The need for realism
Verbeke talks about the need for realism and seeing the world as it is. I will just dwell on one aspect here. The reality is that rivalry among States is endemic and natural. So is self-interest. This again is important in the EU context. You hear sometimes people complaining that a Prime Minister or a Minister ‘just defended national interests’ in a negotiation. Well, of course they do, that is what they are elected for. There is no pure European interest divorced from the national interests. Member States defend their self-interest; what else should they do? The real question is how they do it. In the EU system, they do it by working together with the other Member States to find solutions, by using the institutions to define the common good, by working in an environment of rules and under the watchful eye of the European Court of Justice. Any discussion on any piece of legislation starts with various national positions. What matters is that at the end there is an agreed text. It is all about finding common ground, reaching compromise, and moving ahead together.

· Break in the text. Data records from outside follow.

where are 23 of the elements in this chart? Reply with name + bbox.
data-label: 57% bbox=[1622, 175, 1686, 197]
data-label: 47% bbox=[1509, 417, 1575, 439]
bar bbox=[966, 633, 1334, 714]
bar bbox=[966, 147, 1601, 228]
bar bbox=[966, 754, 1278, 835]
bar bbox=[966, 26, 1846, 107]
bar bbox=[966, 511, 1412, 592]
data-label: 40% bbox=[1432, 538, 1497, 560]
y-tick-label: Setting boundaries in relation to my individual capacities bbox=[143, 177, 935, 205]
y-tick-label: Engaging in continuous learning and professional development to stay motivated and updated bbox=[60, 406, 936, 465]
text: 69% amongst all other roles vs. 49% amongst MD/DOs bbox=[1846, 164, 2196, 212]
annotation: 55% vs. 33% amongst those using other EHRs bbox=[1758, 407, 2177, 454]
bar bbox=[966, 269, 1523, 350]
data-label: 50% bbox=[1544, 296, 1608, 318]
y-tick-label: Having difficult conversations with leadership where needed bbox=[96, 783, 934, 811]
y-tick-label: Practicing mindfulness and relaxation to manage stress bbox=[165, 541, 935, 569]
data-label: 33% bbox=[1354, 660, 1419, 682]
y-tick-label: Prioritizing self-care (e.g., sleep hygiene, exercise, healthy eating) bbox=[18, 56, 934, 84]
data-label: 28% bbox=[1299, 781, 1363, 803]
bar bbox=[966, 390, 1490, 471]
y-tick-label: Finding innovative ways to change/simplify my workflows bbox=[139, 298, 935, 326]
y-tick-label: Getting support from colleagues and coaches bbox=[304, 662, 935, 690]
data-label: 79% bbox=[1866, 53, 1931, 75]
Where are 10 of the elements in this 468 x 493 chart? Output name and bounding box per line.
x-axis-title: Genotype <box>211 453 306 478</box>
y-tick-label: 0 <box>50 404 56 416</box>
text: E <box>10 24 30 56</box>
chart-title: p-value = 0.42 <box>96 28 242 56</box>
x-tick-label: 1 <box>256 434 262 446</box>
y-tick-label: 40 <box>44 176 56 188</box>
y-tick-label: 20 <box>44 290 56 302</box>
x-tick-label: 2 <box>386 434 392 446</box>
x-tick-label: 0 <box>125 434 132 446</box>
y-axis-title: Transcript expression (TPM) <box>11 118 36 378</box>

Verbeke is clear that realism is not opposed to idealism. The two categories are complementary. Realism is to look at the world as it is, a descriptive category. Idealism is a normative category, i.e. what we should aspire for. They operate at different levels, you need both. (Max Weber’s distinction between the ethics of the responsibility and the ethics of conscience is a different way of saying the same thing.) “That is why the realist is sensitive to ethical values, and the idealist knows about national interest. On closer analysis, therefore, the opposition between realism and idealism disappears. Except in one respect; that idealism dominates the rhetoric of diplomacy even when its actual practice is guided by realism. And so it happens that our governments take their decisions in terms of self-interested egoism but explain them in terms of self-sacrificial altruism.” (Page 4)
The shattered hope of an ‘ethical foreign policy’: theory and reality.
Chapter 10 of part IV looks at the principles of human rights and the rule of law. It is extremely thought-provoking overall, but I will again just highlight one particular aspect. The EU is very much based on those two concepts, and that is part of its appeal. It is therefore tempting to pretend that the EU foreign policy is primarily ‘based on values’. It is also tempting to embrace calls for an ‘ethical foreign policy’ that periodically appear, as was the case with Jimmy Carter’s administration or when Robin Cook was the British Foreign Secretary in the late 1990s. But, says Verbeke, “’an ethical foreign policy’ is an oxymoron, a self-contradictory concept… Ethics postulates absolute values, … you do not compromise on them. Diplomacy, on the contrary , is about interests that clash and that need to be reconciled by way of compromises… it is the art of the feasible.” (Page 229). Europeans were upbeat in the 1990s and believed that the ‘end of history’ announced by Fukuyama in his famous book, was a given and that European post-modernism would be the defining feature of the future. This was not to be, of course, as the war in Yugoslavia soon showed. The world is a tough place and many key actors do not at all share the EU’s vision. Over the past few years, the EU has progressively adapted to that reality; today, most Europeans accept that our foreign policy must defend our interests and our values and that this requires power and resilience.
The virtue of ‘muddling through.’
The EU is often accused of ‘muddling through’, which is a pejorative term. But isn’t it the only way to negotiate compromise? People often ask for a ‘vision’ and a planned progress towards fulfilling it. But life rarely works in this way. It is most often a process of trial and error where the actual decision-making is messy. In the words of Verbeke: “Decision-making is a process of experiment and discovery, of successes and failures which allow us to reassess our ends and means in a process of constant adaptation. We improvise, we combine means with ends, and rather than proceeding to a comprehensive evaluation of all available options we just look at a relevant subset of them.” (Page 69). I recently read Caroline de Gruyter’s book about the similarities between the Habsburg empire and the EU; she makes the same point and extols the virtues of ‘muddling through.’ Democracy is messy, and the EU as a democratic union of democratic States is particularly messy. As Churchill quipped, “democracy is the worst form of government, except for all those other forms that have been tried from time to time.”
This is a subjective, superficial, and patchy review, which does not do justice to the wealth of thought and information contained in this work. The EU is presently working on creating its own diplomatic academy. I think that Johan Verbeke’s manual should be mandatory reading for all those who will be part of the academy. In fact, I hope that it will also be read more generally by people who are interested in how States and organizations run their business and interact with the outside world. Finally, it is also invaluable for academics and think tankers who write about diplomacy and the EU.
[1] I should maybe add, for amateurs of game theory and cognitive psychology, that part II contains two chapters (4 and 5) devoted to the links between the scientific findings in those areas and diplomacy. I had read some of the books he refers to and found this part interesting as well, but some people may want to skip some of it.